EPR & Optical Studies of Photosynthetic Water Oxidation

EPR

基本信息

批准号：
6938564
负责人：
RICHARD J DEBUS
金额：
$ 17.84万
依托单位：
UNIVERSITY OF CALIFORNIA RIVERSIDE
依托单位国家：
美国
项目类别：
财政年份：
2002
资助国家：
美国
起止时间：
2002-08-01 至 2007-07-31
项目状态：
已结题

来源：
https://reporter.nih.gov/project-details/6938564
关键词：
affinity chromatography chlorophyll electron spin resonance spectroscopy electron transport enzyme mechanism enzyme substrate complex isozymes manganese metalloenzyme oxidation oxidation reduction reaction photosynthesis photosynthetic reaction centers photosystem site directed mutagenesis spectrometry tyrosine water

项目摘要

DESCRIPTION (provided by applicant): The project's overall goal is to describe the molecular mechanism of photosynthetic water oxidation. The catalytic site is located in Photosystem II (PSII) and contains a (Mn)4-Ca cluster that interacts with a redox-active tyrosine residue known as Yz. The Yz radical extracts electrons and protons from the (Mn)4-Ca cluster, leading to the oxidation of water and the release of 02 as a by-product. The project's specific goals are to characterize the substrate, inhibitor, and cofactor binding properties of the (Mn)4 cluster in its dark-stable S1 oxidation state and to further characterize the environmental factors that control the reactivity of tyrosine Yz. These objectives build on our recent discoveries that (1) the (Mn)4 cluster in its S1 oxidation state exhibits a parallel polarization multiline EPR signal, and (2) the rate of electron transfer from YD to P680+ is five orders of magnitude faster than previously believed (YD, a second redox-active tyrosine in PSII, does not participate in the primary electron transfer reactions of water oxidation). The proposed studies will exploit the S1 state multiline EPR signal as a spectroscopic probe of the (Mn)4 cluster in its S1 oxidation stale in the same manner that the S2 state multiline EPR signal has been exploited over the last two decades as a probe of the (Mn)4 cluster in its S2 oxidation state. Our observation that electron transfer from YD to P680+ takes place rapidly has important mechanistic implications and suggests a variety of hypotheses regarding the factors that govern the reactivity of tyrosine Yz and, possibly, the factors that govern location of the P680+ cation among the chlorophyll molecules that constitute P680. The proposed studies will test these hypotheses. Understanding the mechanism of photosynthetic water oxidation should provide insight into the mechanisms of two important classes of enzymes that are currently the subjects of intensive bio-medical research: metallo-radical enzymes and enzymes whose mechanisms involve proton-coupled electron transfer reactions. Photosystem II possesses unique advantages for studying the initiation of catalysis in these two classes of enzymes because catalysis in PSII can be initiated with a flash of light, thereby facilitating kinetic studies of reaction cycle intermediates with high time resolution.

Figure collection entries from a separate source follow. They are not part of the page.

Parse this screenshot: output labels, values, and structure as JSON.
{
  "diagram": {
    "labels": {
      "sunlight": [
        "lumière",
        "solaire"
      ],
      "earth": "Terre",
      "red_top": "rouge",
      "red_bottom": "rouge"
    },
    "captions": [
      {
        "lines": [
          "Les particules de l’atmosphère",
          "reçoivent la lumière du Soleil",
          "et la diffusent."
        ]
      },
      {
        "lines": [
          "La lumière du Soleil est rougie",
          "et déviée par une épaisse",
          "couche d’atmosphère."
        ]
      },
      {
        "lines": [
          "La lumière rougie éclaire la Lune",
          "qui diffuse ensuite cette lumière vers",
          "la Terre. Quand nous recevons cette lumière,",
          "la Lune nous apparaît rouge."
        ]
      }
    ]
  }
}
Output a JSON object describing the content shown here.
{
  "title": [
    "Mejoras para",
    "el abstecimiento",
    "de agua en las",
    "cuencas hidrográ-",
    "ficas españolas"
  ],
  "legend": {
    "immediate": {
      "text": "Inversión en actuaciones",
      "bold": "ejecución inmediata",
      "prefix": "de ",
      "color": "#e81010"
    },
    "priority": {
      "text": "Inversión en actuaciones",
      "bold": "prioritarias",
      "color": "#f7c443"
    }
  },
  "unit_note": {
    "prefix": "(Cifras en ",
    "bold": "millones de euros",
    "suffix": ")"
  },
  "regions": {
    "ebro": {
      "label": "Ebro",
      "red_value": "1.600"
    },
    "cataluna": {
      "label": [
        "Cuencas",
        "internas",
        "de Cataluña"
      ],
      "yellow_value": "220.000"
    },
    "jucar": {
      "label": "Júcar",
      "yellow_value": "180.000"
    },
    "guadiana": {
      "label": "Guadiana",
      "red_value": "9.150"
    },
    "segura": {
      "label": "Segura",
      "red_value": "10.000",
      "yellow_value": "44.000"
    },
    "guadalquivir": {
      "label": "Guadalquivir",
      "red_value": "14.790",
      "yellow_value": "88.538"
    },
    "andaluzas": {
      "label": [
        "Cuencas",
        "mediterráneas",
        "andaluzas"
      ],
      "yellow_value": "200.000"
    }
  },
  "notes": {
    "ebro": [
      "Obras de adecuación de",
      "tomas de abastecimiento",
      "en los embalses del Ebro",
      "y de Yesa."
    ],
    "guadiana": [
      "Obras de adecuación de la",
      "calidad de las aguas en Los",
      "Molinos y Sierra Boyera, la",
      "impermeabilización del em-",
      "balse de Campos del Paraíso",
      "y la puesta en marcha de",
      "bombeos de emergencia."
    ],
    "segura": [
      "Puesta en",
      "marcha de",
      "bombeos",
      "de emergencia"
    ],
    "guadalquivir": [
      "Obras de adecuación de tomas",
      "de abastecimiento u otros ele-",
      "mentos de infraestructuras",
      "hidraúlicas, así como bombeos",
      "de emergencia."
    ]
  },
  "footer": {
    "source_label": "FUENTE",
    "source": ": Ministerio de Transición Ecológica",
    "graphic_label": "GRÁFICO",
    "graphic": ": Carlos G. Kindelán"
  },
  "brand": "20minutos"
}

描述（由申请人提供）：该项目的总体目标是描述光合作用水氧化的分子机制。催化位点位于光系统II（PSII）中，并包含一个（MN）4-CA簇，该簇与称为Yz的氧化还原活性酪氨酸残基相互作用。 Yz自由基提取物从（MN）4-Ca簇中的电子和质子导致水的氧化并释放02作为副产品。该项目的具体目标是表征（Mn）4簇在其深稳定的S1氧化态中的底物，抑制剂和辅因子结合特性，并进一步表征控制酪氨酸Yz反应性的环境因素。 These objectives build on our recent discoveries that (1) the (Mn)4 cluster in its S1 oxidation state exhibits a parallel polarization multiline EPR signal, and (2) the rate of electron transfer from YD to P680+ is five orders of magnitude faster than previously believed (YD, a second redox-active tyrosine in PSII, does not participate in the primary electron transfer reactions of water oxidation).拟议的研究将利用S1状态多行EPR信号作为其S1氧化阶段（Mn）4簇的光谱探针，其方式与过去的二十年中S2状态多行EPR信号相同，作为在其S2氧化状态中的（MN）4簇的探针。我们观察到电子从YD转移到P680+的转移迅速发生具有重要的机械意义，并提出了有关控制酪氨酸Yz的反应性以及控制P680+阳离子位置的因素的各种假设，这些因素可能是构成P680构成P680的叶绿体分子中的位置。拟议的研究将检验这些假设。了解光合作用水氧化的机制应提供有关目前是强化生物医学研究主题的两种重要类酶的机制：金属激进酶和酶，它们的机制涉及质子耦合的电子转移反应。光系统II具有研究这两类酶开始催化的独特优势，因为PSII中的催化可以用光闪烁来启动，从而促进了与高时间分辨率的反应循环中间体的动力学研究。